The ground shifted beneath of the feet of top tier Washington lobbyists with last month’s passage of the Foreign Lobbying Reform Act, introduced by Rep. Frank Wolf (R-Virginia).   If Wolf’s legislation goes on to be approved by the Senate, that rumble could well become a seismic event.  The legislation, inserted into the 2013 Financial Services Bill, would ban upper echelon political figures, including ex-Presidents and former members of Congress, from lobbying for ten years on behalf of governments identified by the State Department as politically or religiously repressive.  The bill also limits, for the same ten year period, the potential lobbying activities of other prominent retired officials, including ambassadors, generals, admirals, and CIA operatives.

These leaders-turned-lobbyists won’t take much of a trimming if countries like Eritrea and Uzbekistan are cut out of their portfolios by Wolf’s legislation.   That said, the anguish will be audible if major players like China, Saudi Arabia and Burma, all of which are cited as countries of “particular concern” by the State Department, remain on Wolf’s black list.  While hard numbers are impossible to fix, some have estimated that Saudi Arabia has pumped roughly 100 million advocacy dollars into Washington since 2000.  That isn’t all.  As currently written, Wolf’s bill extends the ten year ban to state-owned companies too, scores of which have high profiles in Washington.  For retired public officials with foreign policy resumes, Wolf’s ban would mean a serious check on their ability to parlay big wheel government work into private sector paydays.

In interviews Rep.

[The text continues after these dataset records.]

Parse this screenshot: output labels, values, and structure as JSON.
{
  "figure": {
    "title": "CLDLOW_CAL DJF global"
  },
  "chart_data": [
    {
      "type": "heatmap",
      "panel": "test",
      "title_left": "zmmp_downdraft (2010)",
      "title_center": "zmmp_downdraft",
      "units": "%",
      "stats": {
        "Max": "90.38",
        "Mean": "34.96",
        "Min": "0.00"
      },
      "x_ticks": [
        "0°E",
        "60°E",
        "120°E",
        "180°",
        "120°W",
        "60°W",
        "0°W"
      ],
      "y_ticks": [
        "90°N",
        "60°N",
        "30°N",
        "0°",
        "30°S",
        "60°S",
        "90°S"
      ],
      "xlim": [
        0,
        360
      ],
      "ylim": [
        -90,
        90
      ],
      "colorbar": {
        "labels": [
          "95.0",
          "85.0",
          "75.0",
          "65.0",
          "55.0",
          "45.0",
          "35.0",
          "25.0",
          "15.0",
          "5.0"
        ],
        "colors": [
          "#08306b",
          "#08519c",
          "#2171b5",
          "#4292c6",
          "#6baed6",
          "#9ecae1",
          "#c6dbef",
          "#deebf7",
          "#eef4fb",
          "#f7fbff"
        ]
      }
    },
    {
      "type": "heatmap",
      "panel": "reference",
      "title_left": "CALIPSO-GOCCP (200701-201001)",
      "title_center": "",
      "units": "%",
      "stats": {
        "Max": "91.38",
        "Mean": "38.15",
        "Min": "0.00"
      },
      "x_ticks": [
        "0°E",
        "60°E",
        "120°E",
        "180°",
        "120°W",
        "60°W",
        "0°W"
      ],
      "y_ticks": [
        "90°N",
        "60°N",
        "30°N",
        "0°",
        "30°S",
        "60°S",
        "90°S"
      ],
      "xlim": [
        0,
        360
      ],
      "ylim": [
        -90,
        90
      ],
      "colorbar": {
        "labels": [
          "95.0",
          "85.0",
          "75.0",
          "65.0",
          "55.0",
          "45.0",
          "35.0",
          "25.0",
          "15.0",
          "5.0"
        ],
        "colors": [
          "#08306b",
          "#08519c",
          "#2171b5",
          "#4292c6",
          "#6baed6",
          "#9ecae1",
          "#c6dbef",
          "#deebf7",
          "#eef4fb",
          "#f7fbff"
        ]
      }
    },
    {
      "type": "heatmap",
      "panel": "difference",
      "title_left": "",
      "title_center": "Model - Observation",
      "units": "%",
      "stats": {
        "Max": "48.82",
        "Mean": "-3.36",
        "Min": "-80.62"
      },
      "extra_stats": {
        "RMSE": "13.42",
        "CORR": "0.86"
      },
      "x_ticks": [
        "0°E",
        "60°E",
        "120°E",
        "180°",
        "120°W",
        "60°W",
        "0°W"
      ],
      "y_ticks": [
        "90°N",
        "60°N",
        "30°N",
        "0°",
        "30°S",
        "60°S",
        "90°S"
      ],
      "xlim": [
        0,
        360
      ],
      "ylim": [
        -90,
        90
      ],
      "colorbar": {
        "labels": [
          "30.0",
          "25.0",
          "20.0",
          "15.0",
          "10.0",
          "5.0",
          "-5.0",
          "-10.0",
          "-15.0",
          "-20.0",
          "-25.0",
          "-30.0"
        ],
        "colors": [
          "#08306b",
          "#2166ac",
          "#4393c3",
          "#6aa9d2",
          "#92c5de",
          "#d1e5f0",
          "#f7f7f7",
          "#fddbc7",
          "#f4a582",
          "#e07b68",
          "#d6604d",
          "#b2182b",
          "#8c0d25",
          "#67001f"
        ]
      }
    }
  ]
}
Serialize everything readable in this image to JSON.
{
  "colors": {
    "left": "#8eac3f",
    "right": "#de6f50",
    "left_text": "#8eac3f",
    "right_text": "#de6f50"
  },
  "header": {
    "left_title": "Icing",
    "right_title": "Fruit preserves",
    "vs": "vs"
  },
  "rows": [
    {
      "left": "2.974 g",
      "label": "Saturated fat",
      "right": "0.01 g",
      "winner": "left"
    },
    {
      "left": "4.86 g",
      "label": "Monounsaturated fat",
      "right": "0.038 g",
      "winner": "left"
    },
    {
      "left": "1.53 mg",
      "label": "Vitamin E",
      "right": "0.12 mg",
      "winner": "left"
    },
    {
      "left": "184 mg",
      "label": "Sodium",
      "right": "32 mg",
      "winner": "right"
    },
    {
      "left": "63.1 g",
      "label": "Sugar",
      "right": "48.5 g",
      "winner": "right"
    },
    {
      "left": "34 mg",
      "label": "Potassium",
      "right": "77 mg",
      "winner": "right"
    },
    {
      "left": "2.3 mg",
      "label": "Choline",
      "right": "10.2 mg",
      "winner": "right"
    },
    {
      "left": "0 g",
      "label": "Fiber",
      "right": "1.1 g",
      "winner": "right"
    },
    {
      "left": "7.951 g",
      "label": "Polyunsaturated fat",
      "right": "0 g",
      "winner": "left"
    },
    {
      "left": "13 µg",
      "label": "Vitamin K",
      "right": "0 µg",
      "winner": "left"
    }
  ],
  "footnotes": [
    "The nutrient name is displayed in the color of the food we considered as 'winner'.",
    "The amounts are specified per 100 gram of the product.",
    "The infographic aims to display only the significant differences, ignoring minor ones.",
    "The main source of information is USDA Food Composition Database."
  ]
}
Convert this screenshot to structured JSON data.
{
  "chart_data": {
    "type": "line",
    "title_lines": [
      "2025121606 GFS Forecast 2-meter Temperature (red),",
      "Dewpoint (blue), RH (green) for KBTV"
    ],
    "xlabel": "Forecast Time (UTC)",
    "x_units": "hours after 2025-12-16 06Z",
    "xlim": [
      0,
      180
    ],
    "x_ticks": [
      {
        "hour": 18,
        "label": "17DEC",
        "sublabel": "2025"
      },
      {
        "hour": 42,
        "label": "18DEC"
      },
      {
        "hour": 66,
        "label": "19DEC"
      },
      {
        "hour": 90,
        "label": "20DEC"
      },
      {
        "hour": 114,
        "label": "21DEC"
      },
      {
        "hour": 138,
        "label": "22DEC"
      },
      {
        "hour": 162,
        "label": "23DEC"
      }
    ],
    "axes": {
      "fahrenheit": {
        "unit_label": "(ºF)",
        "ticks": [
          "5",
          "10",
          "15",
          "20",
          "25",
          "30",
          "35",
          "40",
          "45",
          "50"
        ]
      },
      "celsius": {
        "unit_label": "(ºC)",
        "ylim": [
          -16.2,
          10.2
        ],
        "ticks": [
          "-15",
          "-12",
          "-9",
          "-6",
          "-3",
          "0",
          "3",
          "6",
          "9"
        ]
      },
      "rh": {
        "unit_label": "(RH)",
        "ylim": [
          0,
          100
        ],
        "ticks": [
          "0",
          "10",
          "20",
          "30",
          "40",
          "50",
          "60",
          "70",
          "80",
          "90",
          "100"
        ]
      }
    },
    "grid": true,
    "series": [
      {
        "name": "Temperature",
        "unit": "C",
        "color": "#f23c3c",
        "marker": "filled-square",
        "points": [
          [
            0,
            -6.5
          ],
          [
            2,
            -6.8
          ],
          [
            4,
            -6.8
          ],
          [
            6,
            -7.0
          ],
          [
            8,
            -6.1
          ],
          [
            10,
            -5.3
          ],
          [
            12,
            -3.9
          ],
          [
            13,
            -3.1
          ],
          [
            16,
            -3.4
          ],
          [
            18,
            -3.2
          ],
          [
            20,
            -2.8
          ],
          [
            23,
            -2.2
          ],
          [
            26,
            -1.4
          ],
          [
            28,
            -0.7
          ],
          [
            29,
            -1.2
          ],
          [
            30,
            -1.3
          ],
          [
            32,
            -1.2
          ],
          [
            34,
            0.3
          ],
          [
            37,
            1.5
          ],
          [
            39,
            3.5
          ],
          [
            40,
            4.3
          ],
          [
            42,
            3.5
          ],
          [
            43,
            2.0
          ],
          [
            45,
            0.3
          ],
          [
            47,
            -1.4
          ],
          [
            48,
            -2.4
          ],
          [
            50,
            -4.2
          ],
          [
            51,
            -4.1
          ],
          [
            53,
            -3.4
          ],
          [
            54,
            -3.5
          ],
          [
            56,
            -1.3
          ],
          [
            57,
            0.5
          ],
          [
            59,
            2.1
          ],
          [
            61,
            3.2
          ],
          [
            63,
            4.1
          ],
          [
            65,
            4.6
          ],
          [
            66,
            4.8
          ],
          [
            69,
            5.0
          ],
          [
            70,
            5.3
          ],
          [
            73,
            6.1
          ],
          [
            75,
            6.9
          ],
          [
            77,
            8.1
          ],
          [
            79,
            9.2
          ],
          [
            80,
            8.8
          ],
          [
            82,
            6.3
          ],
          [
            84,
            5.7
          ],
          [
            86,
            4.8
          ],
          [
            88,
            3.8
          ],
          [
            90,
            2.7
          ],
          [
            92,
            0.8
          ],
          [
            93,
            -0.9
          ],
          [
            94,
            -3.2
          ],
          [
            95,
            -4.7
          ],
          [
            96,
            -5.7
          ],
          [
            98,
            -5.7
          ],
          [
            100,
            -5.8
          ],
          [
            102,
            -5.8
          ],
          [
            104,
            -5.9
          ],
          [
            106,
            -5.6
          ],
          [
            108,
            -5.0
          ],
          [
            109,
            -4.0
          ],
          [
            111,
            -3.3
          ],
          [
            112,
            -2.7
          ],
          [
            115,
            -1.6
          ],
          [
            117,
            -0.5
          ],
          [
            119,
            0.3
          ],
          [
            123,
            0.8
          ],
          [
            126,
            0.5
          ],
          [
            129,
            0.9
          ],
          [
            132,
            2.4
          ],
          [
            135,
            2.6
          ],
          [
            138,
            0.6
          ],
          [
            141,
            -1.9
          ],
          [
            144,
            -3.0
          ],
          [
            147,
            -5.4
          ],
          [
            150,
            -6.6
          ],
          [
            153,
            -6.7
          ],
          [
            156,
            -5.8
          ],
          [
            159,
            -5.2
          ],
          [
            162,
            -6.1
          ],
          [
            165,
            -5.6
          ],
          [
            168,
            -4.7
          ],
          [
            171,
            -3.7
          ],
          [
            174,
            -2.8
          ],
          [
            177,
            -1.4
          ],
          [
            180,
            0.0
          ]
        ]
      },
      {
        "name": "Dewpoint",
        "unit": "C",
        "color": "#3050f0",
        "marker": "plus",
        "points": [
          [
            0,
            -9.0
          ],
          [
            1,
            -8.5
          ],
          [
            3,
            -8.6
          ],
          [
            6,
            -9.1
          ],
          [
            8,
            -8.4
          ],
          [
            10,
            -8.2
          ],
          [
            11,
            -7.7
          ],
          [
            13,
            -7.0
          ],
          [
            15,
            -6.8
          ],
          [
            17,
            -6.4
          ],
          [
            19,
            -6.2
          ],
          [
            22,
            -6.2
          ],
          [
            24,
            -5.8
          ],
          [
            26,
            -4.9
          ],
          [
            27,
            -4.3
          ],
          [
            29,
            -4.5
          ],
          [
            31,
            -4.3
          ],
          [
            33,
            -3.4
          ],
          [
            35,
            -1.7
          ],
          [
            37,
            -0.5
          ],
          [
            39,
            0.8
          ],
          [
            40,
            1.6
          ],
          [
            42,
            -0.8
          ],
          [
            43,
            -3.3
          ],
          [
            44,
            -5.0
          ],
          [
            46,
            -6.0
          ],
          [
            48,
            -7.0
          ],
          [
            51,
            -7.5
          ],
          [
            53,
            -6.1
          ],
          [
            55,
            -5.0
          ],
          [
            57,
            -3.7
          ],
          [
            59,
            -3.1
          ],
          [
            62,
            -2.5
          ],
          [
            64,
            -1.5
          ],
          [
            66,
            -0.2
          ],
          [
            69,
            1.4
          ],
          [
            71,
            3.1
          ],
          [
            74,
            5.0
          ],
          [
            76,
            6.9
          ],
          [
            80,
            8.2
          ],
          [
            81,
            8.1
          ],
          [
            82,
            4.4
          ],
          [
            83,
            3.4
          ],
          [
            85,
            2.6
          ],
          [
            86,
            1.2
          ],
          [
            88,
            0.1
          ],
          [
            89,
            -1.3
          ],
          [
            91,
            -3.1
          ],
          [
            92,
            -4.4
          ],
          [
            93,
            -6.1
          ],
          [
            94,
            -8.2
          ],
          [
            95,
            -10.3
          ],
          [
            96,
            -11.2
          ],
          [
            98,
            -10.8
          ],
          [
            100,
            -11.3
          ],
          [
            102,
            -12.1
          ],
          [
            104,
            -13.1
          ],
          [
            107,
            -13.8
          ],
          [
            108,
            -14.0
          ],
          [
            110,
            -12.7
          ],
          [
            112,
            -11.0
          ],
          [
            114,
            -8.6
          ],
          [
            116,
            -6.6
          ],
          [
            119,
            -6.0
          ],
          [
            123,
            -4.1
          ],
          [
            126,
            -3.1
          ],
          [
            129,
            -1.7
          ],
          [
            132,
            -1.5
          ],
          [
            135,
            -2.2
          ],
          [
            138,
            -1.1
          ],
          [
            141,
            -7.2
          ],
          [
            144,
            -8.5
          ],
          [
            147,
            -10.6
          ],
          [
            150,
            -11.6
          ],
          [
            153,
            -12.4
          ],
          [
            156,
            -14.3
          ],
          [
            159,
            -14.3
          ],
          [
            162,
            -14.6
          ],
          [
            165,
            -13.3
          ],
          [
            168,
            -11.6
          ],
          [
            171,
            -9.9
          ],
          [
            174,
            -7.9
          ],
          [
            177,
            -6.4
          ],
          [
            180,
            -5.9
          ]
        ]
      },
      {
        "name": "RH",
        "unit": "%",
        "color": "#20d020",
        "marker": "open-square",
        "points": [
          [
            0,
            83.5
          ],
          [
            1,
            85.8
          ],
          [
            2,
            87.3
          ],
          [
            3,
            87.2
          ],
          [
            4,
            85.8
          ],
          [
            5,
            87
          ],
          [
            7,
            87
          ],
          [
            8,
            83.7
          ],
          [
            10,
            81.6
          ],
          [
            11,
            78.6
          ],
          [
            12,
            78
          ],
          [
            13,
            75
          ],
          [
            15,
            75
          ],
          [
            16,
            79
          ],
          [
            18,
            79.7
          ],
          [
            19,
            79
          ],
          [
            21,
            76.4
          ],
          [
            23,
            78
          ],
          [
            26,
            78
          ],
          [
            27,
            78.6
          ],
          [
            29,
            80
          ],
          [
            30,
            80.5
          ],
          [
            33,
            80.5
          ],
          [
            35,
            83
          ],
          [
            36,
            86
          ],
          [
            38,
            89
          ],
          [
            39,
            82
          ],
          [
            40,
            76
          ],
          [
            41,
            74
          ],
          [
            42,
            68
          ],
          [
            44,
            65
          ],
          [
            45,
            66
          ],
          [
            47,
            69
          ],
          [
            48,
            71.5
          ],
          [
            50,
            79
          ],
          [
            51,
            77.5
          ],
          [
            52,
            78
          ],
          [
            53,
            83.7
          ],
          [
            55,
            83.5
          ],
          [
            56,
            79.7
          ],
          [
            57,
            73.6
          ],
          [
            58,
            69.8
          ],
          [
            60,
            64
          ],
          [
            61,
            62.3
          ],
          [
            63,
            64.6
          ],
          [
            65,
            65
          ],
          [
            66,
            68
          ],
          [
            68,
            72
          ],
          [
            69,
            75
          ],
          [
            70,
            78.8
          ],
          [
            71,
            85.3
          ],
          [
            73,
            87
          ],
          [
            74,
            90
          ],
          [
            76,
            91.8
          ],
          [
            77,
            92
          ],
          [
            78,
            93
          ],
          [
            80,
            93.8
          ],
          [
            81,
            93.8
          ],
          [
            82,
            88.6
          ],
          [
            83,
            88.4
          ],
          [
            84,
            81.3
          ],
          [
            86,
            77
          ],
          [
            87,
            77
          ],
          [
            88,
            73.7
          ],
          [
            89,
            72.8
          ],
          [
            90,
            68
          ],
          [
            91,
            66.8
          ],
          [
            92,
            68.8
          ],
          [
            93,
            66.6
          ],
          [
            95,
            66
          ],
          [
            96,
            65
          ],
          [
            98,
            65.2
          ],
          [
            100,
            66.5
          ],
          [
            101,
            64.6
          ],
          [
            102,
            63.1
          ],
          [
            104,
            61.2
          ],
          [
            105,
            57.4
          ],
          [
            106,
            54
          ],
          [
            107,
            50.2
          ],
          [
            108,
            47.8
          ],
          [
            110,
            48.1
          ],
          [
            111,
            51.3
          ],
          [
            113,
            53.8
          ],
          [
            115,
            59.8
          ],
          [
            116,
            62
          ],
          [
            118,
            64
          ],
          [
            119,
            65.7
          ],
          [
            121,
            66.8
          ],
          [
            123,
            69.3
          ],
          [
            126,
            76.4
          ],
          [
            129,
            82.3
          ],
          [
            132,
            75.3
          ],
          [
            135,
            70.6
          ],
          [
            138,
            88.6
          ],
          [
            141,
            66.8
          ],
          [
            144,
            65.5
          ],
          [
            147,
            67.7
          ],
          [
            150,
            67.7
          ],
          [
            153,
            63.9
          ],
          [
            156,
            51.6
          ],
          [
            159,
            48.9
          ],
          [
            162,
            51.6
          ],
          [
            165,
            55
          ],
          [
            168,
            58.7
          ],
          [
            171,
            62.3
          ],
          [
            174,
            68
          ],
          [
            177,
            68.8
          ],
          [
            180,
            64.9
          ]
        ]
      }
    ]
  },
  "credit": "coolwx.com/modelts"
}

Wolf has identified religious persecution as the prime mover of his conscience on this legislation.  This emphasis distinguishes Wolf’s effort from earlier measures proposed to raise a wall between K Street and politically unsavory countries, the bulk of which have focused on broad human rights abuses and were generated by liberals.  In recent years the persecution of Christian worshippers and activists in the Middle East and Asia has become a topic of passionate concern among American evangelicals and their D.C. advocates.   By focusing on religious repression, and more particularly the suffering of Christians in countries like China, Wolf has framed the issue from the right.  If liberal human rights watchers and conservative religious freedom advocates can unite behind Wolf’s bill as it travels out of House, the prospect for passage of some version of the legislation is above the mean.

There would be real fallout if this came to pass, hitting some major D.C. lobbying shops.  But lobbyists should be consoled by the fact it could have been a lot worse.  Which foreign countries were on the no-lobby list when Wolf first introduced his legislation?  Everyone of them but the USA.